Nvidia stock split: what are the effects for…

Semiconductor company Nvidia (NVDA) announced last Wednesday, along with its first-quarter results, also a 10-for-1 stock split. The stock split means that investors will receive nine additional shares for each share already possessed.

“The split makes sense since the stock price has appreciated so significantly,” says Brian Colello, technology equity strategist at Morningstar.

Nvidia shares have risen more than 90% year to date and more than 200% in the past 12 months, thanks to the key role its chips play in training and running artificial intelligence models. Today the stock trades at over $1,000 per share, while at the end of 2023 its market price was $495. A year ago, in May 2023, the shares were valued at around $305, shortly before the company reported strong results that kicked off the AI ​​stock frenzy.

The last stock split launched by the company dates back to July 2021, when it issued three new shares for each one outstanding (4 for 1).

The date of Nvidia’s stock split

According to the company’s press release, the split will take place on June 7 after the close of trading. The shares will begin trading on a post-split basis starting June 10.

Colello raised his fair value estimate for Nvidia stock from $910 to $1,050 following the company’s first-quarter results. Revenue reached $26 billion, an increase of 18% compared to the previous quarter and 262% compared to the same period last year.
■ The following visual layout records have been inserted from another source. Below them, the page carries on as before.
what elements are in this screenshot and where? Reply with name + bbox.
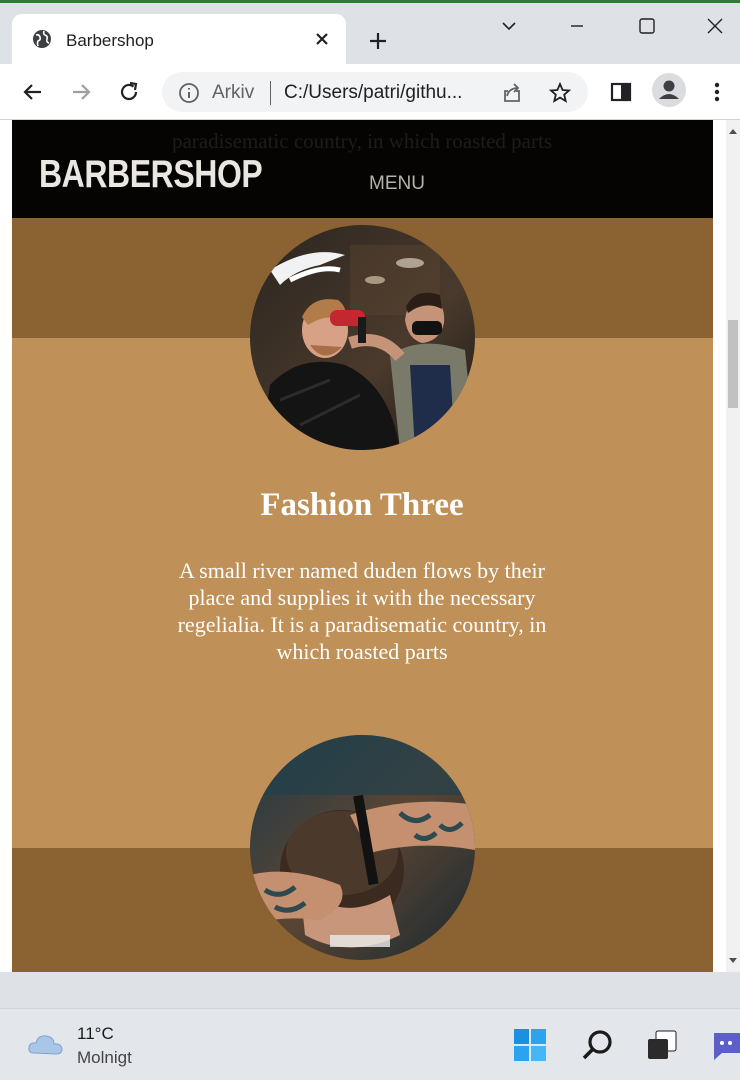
back-arrow-icon[interactable]: [20, 79, 46, 105]
barbershop-page: paradisematic country, in which roasted …: [12, 120, 713, 972]
maximize-icon[interactable]: [636, 15, 658, 37]
vertical-scroll-thumb[interactable]: [728, 320, 738, 408]
vertical-scrollbar[interactable]: [726, 120, 740, 972]
minimize-icon[interactable]: [566, 15, 588, 37]
address-bar[interactable]: Arkiv C:/Users/patri/githu...: [162, 72, 588, 112]
cloud-icon[interactable]: [26, 1027, 66, 1059]
menu-button[interactable]: MENU: [369, 173, 425, 195]
search-icon[interactable]: [580, 1027, 616, 1063]
card-title: Fashion Three: [260, 487, 464, 523]
browser-toolbar: Arkiv C:/Users/patri/githu...: [0, 64, 740, 120]
weather-condition[interactable]: Molnigt: [77, 1048, 132, 1068]
forward-arrow-icon[interactable]: [68, 79, 94, 105]
barber-shaving-image: [250, 735, 475, 960]
card-description: A small river named duden flows by their…: [177, 558, 547, 664]
tab-strip: Barbershop: [0, 0, 740, 67]
reload-icon[interactable]: [116, 79, 142, 105]
weather-temperature[interactable]: 11°C: [77, 1024, 114, 1044]
chevron-down-icon[interactable]: [498, 15, 520, 37]
new-tab-icon[interactable]: [366, 29, 390, 53]
url-text[interactable]: C:/Users/patri/githu...: [284, 82, 462, 104]
side-panel-icon[interactable]: [608, 79, 634, 105]
site-navbar: paradisematic country, in which roasted …: [12, 120, 713, 218]
profile-avatar[interactable]: [652, 73, 686, 107]
windows-taskbar: 11°C Molnigt: [0, 1008, 740, 1080]
tab-title: Barbershop: [66, 31, 154, 50]
teams-chat-icon[interactable]: [708, 1027, 740, 1063]
omnibox-divider: [270, 81, 271, 105]
scroll-up-icon[interactable]: [729, 128, 737, 136]
window-close-icon[interactable]: [704, 15, 726, 37]
barber-blow-dryer-image: [250, 225, 475, 450]
barber-photo-2: [250, 735, 475, 960]
person-icon: [659, 80, 679, 99]
scroll-down-icon[interactable]: [729, 956, 737, 964]
browser-tab[interactable]: Barbershop: [12, 14, 346, 67]
scrolled-text-behind-nav: paradisematic country, in which roasted …: [171, 129, 552, 153]
task-view-icon[interactable]: [644, 1027, 680, 1063]
share-icon[interactable]: [500, 81, 524, 105]
more-menu-icon[interactable]: [704, 79, 730, 105]
browser-viewport: paradisematic country, in which roasted …: [0, 120, 740, 972]
windows-start-icon[interactable]: [512, 1027, 548, 1063]
site-chip: Arkiv: [212, 82, 255, 103]
close-tab-icon[interactable]: [312, 29, 332, 49]
bookmark-star-icon[interactable]: [548, 81, 572, 105]
brand-logo[interactable]: BARBERSHOP: [39, 153, 263, 197]
barber-photo-1: [250, 225, 475, 450]
info-icon[interactable]: [178, 82, 200, 104]
globe-icon: [33, 30, 51, 48]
What Nvidia’s stock split implies

While the stock split will increase the number of shares outstanding, it will not change the overall value of the company or influence Morningstar’s opinion on the stock. “The split of shares should not create economic value in theory, but it will make the company more accessible to small investors,” explains Colello. While $500 isn’t enough to buy a single share of Nvidia today, he says, it will be enough to buy several shares after the split.

After the split, Nvidia’s fair value estimate will be changed to $105. The company’s Moat rating, equal to Large, will remain unchanged, as will the 3-star Morningstar rating (which indicates that the stock is trading at prices in line with fair value) and the Uncertainty rating, equal to Very High .

The boom of artificial intelligence

First-quarter earnings show that the company “remains the clear winner in the race to build generative AI capabilities,” Colello writes. “We are encouraged by management’s commentary that demand for its upcoming Blackwell products is expected to outstrip supply through 2025, and we see no signs of slowing demand in the AI ​​market.”

Colello expects strong revenue growth from data centers in the coming quarters and expects further growth from a larger installed base of AI equipment. It expects revenue of $29.7 billion in the next quarter, slightly higher than Nvidia’s estimates.

At least for the moment, Colello doesn’t believe that the rush of companies to buy Nvidia chips will end. According to the expert, Nvidia’s production is still well matched to customer requests, although the risk must be kept an eye on. “Given Nvidia’s astronomical growth, we continue to assess the risk that companies will purchase too many AI GPUs too soon, resulting in overstocking in the future. However, we see no such signs today,” Colello adds.

Why do companies split shares?

When a company carries out a stock split, each share is divided into multiple shares. This increases the number of securities outstanding, but does not change the overall value of the company (its market capitalization). Companies tend to do this when the price of their shares rises to a level that makes it difficult for individual investors to buy. Having more low-cost stocks available to attract more buyers can help improve liquidity; Additionally, lower prices can have the psychological impact of making stocks appear more attractive to investors, even if the underlying value of the company doesn’t change.

Other recent stock splits

Nvidia is not the only large American company to have carried out a stock split in recent years. Retail giant Walmart (WMT) executed a 3-for-1 split in February, while Alphabet (GOOGL/GOOG), Tesla (TSLA) and Amazon (AMZN) have launched a split in 2022.